An issue on which I get a call now and then is whether or when we’re going to recognize that an insurance defense lawyer has two clients—the insured and the insurer. My answer is always the same—even though there’s clear law that says the only client is the insured, it’s a minority approach; many states recognize the two-client approach as both permissible and practical.
There’s a rich body of case law, law reviews and scholarly articles on the problem one judge described as the “iron triangle.” Others refer to it as the “eternal triangle” and, more esoterically, the “tripartite insurance defense relationship.” According to two experts in the field, William T. Barker and Charles Silver, who published an excellent treatise on the ethical duties of insurance defense lawyers, 39 or more states have embraced the notion.
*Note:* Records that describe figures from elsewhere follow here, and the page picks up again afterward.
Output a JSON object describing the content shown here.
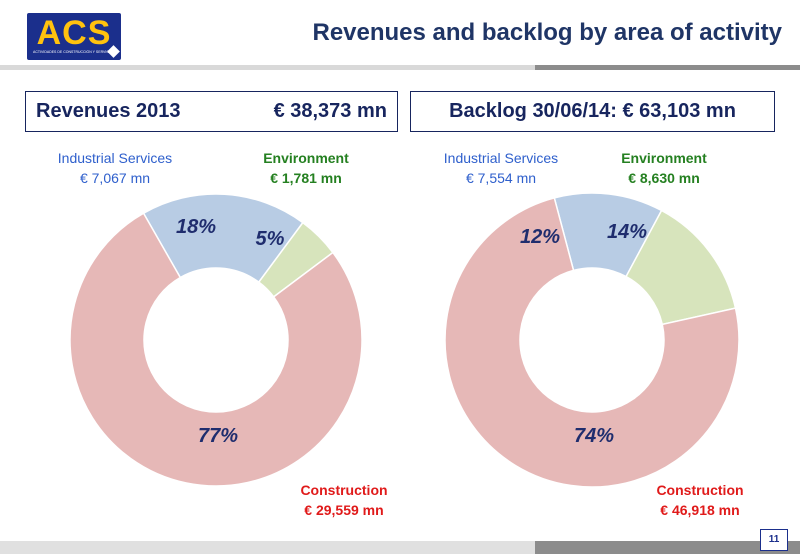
{
  "logo": {
    "text": "ACS",
    "subtext": "ACTIVIDADES DE CONSTRUCCIÓN Y SERVICIOS"
  },
  "title": "Revenues and backlog by area of activity",
  "colors": {
    "construction": "#e6b8b7",
    "industrial": "#b8cce4",
    "environment": "#d7e4bc",
    "label_industrial": "#2e5fcc",
    "label_environment": "#258021",
    "label_construction": "#e01a1a",
    "pct_text": "#1f2d6e"
  },
  "page_number": "11",
  "chart_data": [
    {
      "type": "pie",
      "title": "Revenues 2013",
      "total": "€ 38,373 mn",
      "categories": [
        "Industrial Services",
        "Environment",
        "Construction"
      ],
      "values": [
        7067,
        1781,
        29559
      ],
      "percent_labels": [
        "18%",
        "5%",
        "77%"
      ],
      "value_labels": [
        "€ 7,067 mn",
        "€ 1,781 mn",
        "€ 29,559 mn"
      ],
      "colors": [
        "#b8cce4",
        "#d7e4bc",
        "#e6b8b7"
      ]
    },
    {
      "type": "pie",
      "title": "Backlog 30/06/14: € 63,103 mn",
      "categories": [
        "Industrial Services",
        "Environment",
        "Construction"
      ],
      "values": [
        7554,
        8630,
        46918
      ],
      "percent_labels": [
        "12%",
        "14%",
        "74%"
      ],
      "value_labels": [
        "€ 7,554 mn",
        "€ 8,630 mn",
        "€ 46,918 mn"
      ],
      "colors": [
        "#b8cce4",
        "#d7e4bc",
        "#e6b8b7"
      ]
    }
  ]
}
The idea, as explained by Barker in a series of emails he and I exchanged on the issue a few years back, is that the most common scenario is that the insured and the carrier have congruent interests; any potential conflict can simply be waived, or in the more modern parlance, consented to.
Of course, there are a few speed bumps that might make the ability of the lawyer to serve two masters questionable. If there’s a policy defense or coverage dispute, it’s hard to imagine a lawyer representing both parties, but I suppose they could duke that issue out in a different forum with different lawyers.
Apropos of that, I remember speaking with a now-deceased insurance defense fellow years ago who told me he routinely added a jury interrogatory about whether his client’s conduct in the event in dispute had been intentional, thus vitiating coverage. He was surprised when a judge told him that might be a conflict. When I told him I agreed with the judge, he laughed and said he’d done it for years and no one had questioned him. It’d surprise me if anyone does that today. Those courts that have ruled on it have found for the insured.
There are also practical issues arising out of a one or two client approach. If the carrier is a client, communications the lawyer has with the carrier may be privileged. If a two-client approach is taken, what happens when something affecting coverage comes up during the trial? Because it’s a big country and insurance is something governed by state law, there’s a wealth of decisions covering these and many other issues.
As I mentioned, I got into an exchange with Barker a few years ago as I told him that our Supreme Court had been pretty clear that we were a one-client state. He said I was wrong and shared with me a memo he’d prepared for a client (which I assume it was a Connecticut carrier) positing that when push came to shove, Connecticut would join the majority. I thought then and still think he’s wrong. We’ve got ethics opinions saying I’m right. And as recently as last December, the Supreme Court, in a case dealing with whether coverage issues should be decided based upon the record in the underlying case or as developed during the coverage litigation, cited approvingly our established one-client jurisprudence.
The case, Nationwide Mutual Insurance v. Pasiak, a declaratory judgment matter seeking to avoid coverage for a judgment rendered against an insured, noted that that an insurer could not assert its coverage position in conjunction with providing a defense to its insured in the liability case, as doing so would violate its duty to the insured. One-client analysis made the issue easy. As the attorney representing the insured would have had a conflict raising the issue in the first case, the declaratory judgment action, with new lawyers, and with discovery not limited to the record established in the first matter, was the way to go.
That’s all well and good, but my defense friends tell me that they sometimes have to remind claims managers and adjusters who their client is. My guess is that some of these claims folks have Barker’s memo and are using to push the two-client analysis. When the carrier signs the paychecks, this can make for difficult discussions for captive counsel. I tell them to remember the rule as articulated in Martyn v. Donlin over 50 years ago that “an attorney’s allegiance is to his client, not to the person who may be paying for his services.”
Former Connecticut Chief Disciplinary Counsel Mark Dubois is with Geraghty & Bonnano in New London.